Ancak Hill, özünde Nike'ın, 1972'de Phil Knight - Beaverton'daki kampüsü kısa süre önce onun onuruna yeniden adlandırıldı - ve Bill Bowerman tarafından kurulan şirket olarak kaldığını savunuyor. Steve Prefontaine ve Michael Jordan gibi sporcuları yücelterek ün kazanan, Knight'ın waffle makinesiyle ayakkabı yapmaya ve Winnebago'sundan satmaya başladığı inovasyonlarla beslenen markanın aynısı.

"O ikisi bu şirketi bir el sıkışmayla başlattı," diyor Hill. "Her biri 500 dolar yatırdı. Amaçları basitti: sporculara hizmet etmek için varız ve onları yaptığımız her şeyin merkezinde tutuyoruz."

Elli yıldan fazla bir sürede çok şey değişti, ancak kalıcı bir formül hala duruyor: Destansı Şeyler Yarat, Sporcuları Geliştir, tüketicileri Swoosh'a aşık et ve ödüllerini topla.



Sıkça Sorulan Sorular
Elbette, Nike'ın satış ivmesini canlandırma stratejisi hakkında, geniş bir kitle için net, kısa ve yardımcı olacak şekilde tasarlanmış SSS listesi aşağıdadır.

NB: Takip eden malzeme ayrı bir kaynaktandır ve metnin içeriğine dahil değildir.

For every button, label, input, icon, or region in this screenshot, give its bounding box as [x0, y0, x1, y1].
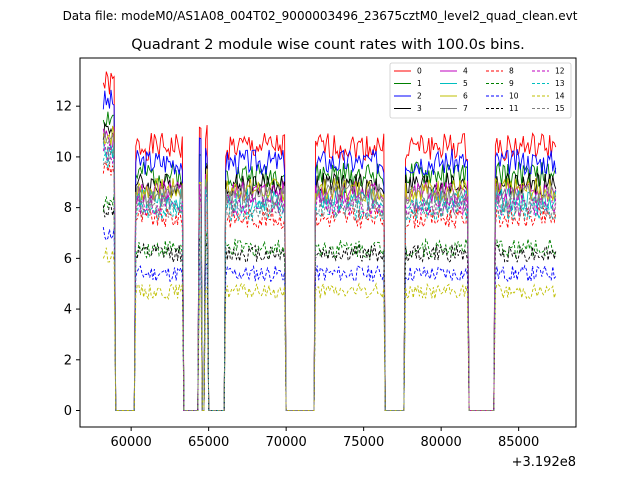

Başlangıç Seviyesi Sorular



1. Nike'ın satışlarını canlandırmasına neden ihtiyaç var?

Nike, artan rekabet ve değişen tüketici alışveriş alışkanlıkları nedeniyle, özellikle Kuzey Amerika ve Çin gibi önemli pazarlarda daha yavaş satış büyümesiyle karşı karşıyaydı.



2. Nike'ın satışları artırmak için ana stratejisi nedir?

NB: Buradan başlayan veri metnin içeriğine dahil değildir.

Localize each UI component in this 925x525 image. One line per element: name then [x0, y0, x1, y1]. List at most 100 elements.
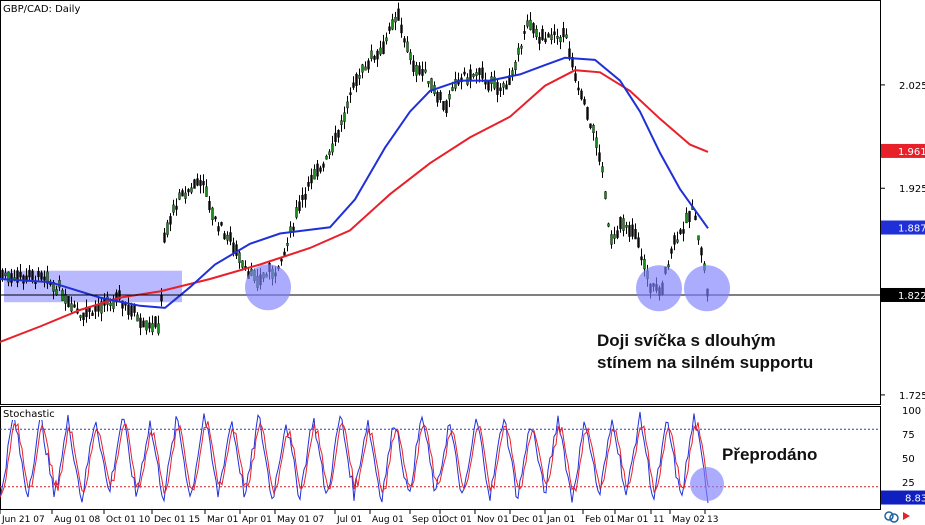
- candle: [193, 178, 196, 189]
- candle: [412, 55, 415, 77]
- candle: [154, 315, 157, 329]
- highlight-circle: [684, 265, 730, 312]
- support-zone: [4, 270, 182, 303]
- candle: [220, 221, 223, 227]
- link-icon[interactable]: [884, 511, 899, 523]
- candles: [1, 2, 709, 336]
- time-tick-label: Oct 01 10: [106, 515, 150, 525]
- candle: [589, 123, 592, 130]
- candle: [448, 90, 451, 108]
- candle: [223, 230, 226, 240]
- candle: [559, 35, 562, 50]
- doji-annotation-line2: stínem na silném supportu: [597, 353, 814, 372]
- candle: [142, 317, 145, 328]
- candle: [496, 78, 499, 103]
- time-tick-label: Mar 01: [207, 515, 238, 525]
- candle: [682, 221, 685, 242]
- candle: [355, 72, 358, 93]
- candle: [427, 81, 430, 88]
- candle: [502, 81, 505, 95]
- candle: [424, 61, 427, 74]
- candle: [139, 313, 142, 336]
- candle: [529, 12, 532, 31]
- time-axis: Jun 21 07 Aug 01 08 Oct 01 10 Dec 01 15 Mar …: [0, 510, 718, 525]
- time-tick-label: Nov 01: [477, 515, 509, 525]
- candle: [535, 25, 538, 40]
- candle: [382, 34, 385, 55]
- candle: [346, 95, 349, 114]
- candle: [520, 43, 523, 55]
- candle: [121, 300, 124, 317]
- candle: [343, 106, 346, 130]
- oversold-annotation: Přeprodáno: [722, 444, 817, 466]
- candle: [4, 268, 7, 280]
- time-tick-label: Apr 01: [242, 515, 272, 525]
- stochastic-panel: [0, 406, 881, 510]
- candle: [541, 25, 544, 41]
- candle: [73, 300, 76, 308]
- candle: [607, 222, 610, 228]
- candle: [184, 186, 187, 204]
- arrow-icon[interactable]: [903, 512, 910, 520]
- doji-annotation: Doji svíčka s dlouhým stínem na silném s…: [597, 330, 813, 374]
- candle: [208, 196, 211, 213]
- time-tick-label: Mar 01: [617, 515, 648, 525]
- candle: [205, 179, 208, 197]
- candle: [328, 149, 331, 160]
- candle: [367, 58, 370, 73]
- stochastic-value-badge: 8.83: [881, 490, 925, 505]
- candle: [598, 144, 601, 166]
- candle: [148, 316, 151, 333]
- candle: [316, 160, 319, 180]
- price-badges: 1.9619 1.8878 1.8225: [881, 143, 925, 302]
- time-tick-label: Jan 01: [546, 515, 575, 525]
- time-tick-label: Oct 01: [442, 515, 472, 525]
- price-badge: 1.9619: [881, 143, 925, 158]
- candle: [673, 232, 676, 251]
- candle: [172, 199, 175, 216]
- candle: [145, 320, 148, 335]
- candle: [190, 183, 193, 195]
- candle: [379, 40, 382, 56]
- candle: [301, 187, 304, 208]
- candle: [130, 302, 133, 320]
- candle: [286, 237, 289, 252]
- candle: [304, 187, 307, 208]
- candle: [613, 226, 616, 244]
- candle: [175, 198, 178, 216]
- candle: [397, 2, 400, 21]
- candle: [37, 267, 40, 281]
- candle: [157, 315, 160, 336]
- candle: [82, 312, 85, 327]
- candle: [538, 32, 541, 51]
- candle: [16, 267, 19, 288]
- candle: [463, 67, 466, 77]
- stochastic-k-line: [0, 411, 709, 504]
- candle: [19, 263, 22, 281]
- candle: [283, 248, 286, 257]
- candle: [586, 106, 589, 121]
- candle: [178, 189, 181, 201]
- candle: [340, 114, 343, 132]
- time-tick-label: Dec 01: [512, 515, 544, 525]
- candle: [679, 228, 682, 235]
- candle: [583, 96, 586, 106]
- candle: [166, 219, 169, 238]
- candle: [136, 312, 139, 322]
- candle: [46, 265, 49, 289]
- candle: [394, 11, 397, 31]
- candle: [523, 24, 526, 40]
- candle: [127, 297, 130, 320]
- stochastic-levels: [0, 428, 880, 488]
- candle: [352, 76, 355, 90]
- candle: [67, 295, 70, 308]
- candle: [319, 165, 322, 174]
- candle: [532, 22, 535, 38]
- stochastic-tick-label: 75: [902, 430, 915, 441]
- candle: [439, 90, 442, 103]
- candle: [43, 270, 46, 288]
- oversold-circle-mark: [690, 467, 724, 501]
- candle: [280, 257, 283, 266]
- candle: [181, 188, 184, 197]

Ana stratejileri, Tüketiciye Doğrudan Hızlanma planıdır. Bu, kendi mağazaları, web sitesi ve uygulamaları aracılığıyla size doğrudan satışa daha fazla odaklanırken, diğer perakende ortaklarıyla ilişkilerini de basitleştirdikleri anlamına gelir.



3. Nike daha fazla müşteriye nasıl ulaşmayı planlıyor?

İnnovasyona büyük yatırım yapıyor, daha kişiselleştirilmiş alışveriş deneyimleri yaratıyor ve Jordan ve koşu ayakkabıları gibi en popüler ürün hatlarını güçlendiriyorlar.



4. Nike herhangi bir şeyden kısıtlama yapıyor mu?